Not having a clue about how to do these things, I think your answer lies in your own experience—you had to go through the challenge of working it out yourself—sometimes it was hard. I don’t know if there are shortcuts to this kind of understanding a subject—any subject. He has to figure it out for himself. You can support him though—and maybe show him where to go, or what to look for. But the hard work—no substitute for that. And that’s also the fun of it. And the feeling of accomplishment.

Vincentt's avatar

I’d suggest to give him a small project that he can execute in parts. First a static webpage, top-to-bottom without styling. Then teach him how to add some styles to it (i.e. change font-size, font-family, color, background, borders, forms perhaps). After that I’d move on to positioning with CSS, e.g. let him add a sidebar. Then, have him add some interactivity using CSS (a guestbook is a very popular starter). Finally, tell him it’s just the tip of the iceberg, advice him to try playing with a PHP framework (great for learning best practices) and come to you if he has questions.

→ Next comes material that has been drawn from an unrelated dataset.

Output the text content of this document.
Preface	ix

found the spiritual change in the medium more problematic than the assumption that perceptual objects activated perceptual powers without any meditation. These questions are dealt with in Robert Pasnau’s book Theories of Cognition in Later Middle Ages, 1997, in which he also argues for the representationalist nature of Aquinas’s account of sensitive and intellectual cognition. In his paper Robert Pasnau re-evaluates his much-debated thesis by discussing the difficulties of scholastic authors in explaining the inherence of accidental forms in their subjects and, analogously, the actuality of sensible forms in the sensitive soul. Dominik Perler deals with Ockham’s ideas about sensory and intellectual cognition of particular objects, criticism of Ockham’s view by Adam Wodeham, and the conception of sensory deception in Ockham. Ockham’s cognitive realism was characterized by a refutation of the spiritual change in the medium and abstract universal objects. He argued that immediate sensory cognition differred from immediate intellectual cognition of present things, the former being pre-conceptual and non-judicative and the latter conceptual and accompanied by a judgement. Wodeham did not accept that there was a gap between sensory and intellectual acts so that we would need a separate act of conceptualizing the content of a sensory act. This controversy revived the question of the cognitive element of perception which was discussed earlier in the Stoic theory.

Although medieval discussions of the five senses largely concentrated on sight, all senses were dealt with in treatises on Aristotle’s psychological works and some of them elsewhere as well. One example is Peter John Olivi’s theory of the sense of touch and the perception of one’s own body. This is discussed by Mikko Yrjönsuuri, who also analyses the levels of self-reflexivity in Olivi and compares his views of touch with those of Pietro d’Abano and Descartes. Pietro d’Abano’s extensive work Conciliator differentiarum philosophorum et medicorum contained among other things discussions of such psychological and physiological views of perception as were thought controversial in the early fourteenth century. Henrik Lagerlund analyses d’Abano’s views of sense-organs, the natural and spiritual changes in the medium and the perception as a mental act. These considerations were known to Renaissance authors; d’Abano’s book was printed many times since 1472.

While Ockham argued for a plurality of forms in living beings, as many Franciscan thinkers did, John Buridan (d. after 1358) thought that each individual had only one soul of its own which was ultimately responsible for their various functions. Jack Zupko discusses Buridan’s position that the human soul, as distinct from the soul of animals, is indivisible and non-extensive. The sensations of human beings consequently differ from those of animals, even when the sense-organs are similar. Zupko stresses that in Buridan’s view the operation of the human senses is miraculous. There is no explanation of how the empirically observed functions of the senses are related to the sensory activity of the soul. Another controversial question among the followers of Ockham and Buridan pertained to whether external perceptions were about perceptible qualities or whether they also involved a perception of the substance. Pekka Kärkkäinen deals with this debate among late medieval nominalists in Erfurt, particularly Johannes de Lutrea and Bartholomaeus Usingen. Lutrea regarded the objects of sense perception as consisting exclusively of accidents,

Of course, every step would consist of 1) some basic instructions, 2) have him have a go at it and finally 3) checking what he did and give tips on what he did wrong or could do better.

Oh, and perhaps some words on where to find help (i.e. the PHP manual ;-)) is a great idea as well.

crisedwards's avatar

First, the concepts. Explain the difference between content, style, and queries. Then, let him look at the code of actual simple sites and try to duplicate the idea. I think it’s good to realize what affects the elements. Show him what an unstyled page looks like: it’s just text. Now, how do you make it snazzy? The tutorials that go with WestCiv’s Style Master are excellent and free. I personally use Panic Coda, a Mac-based dev and design app that is dreamy.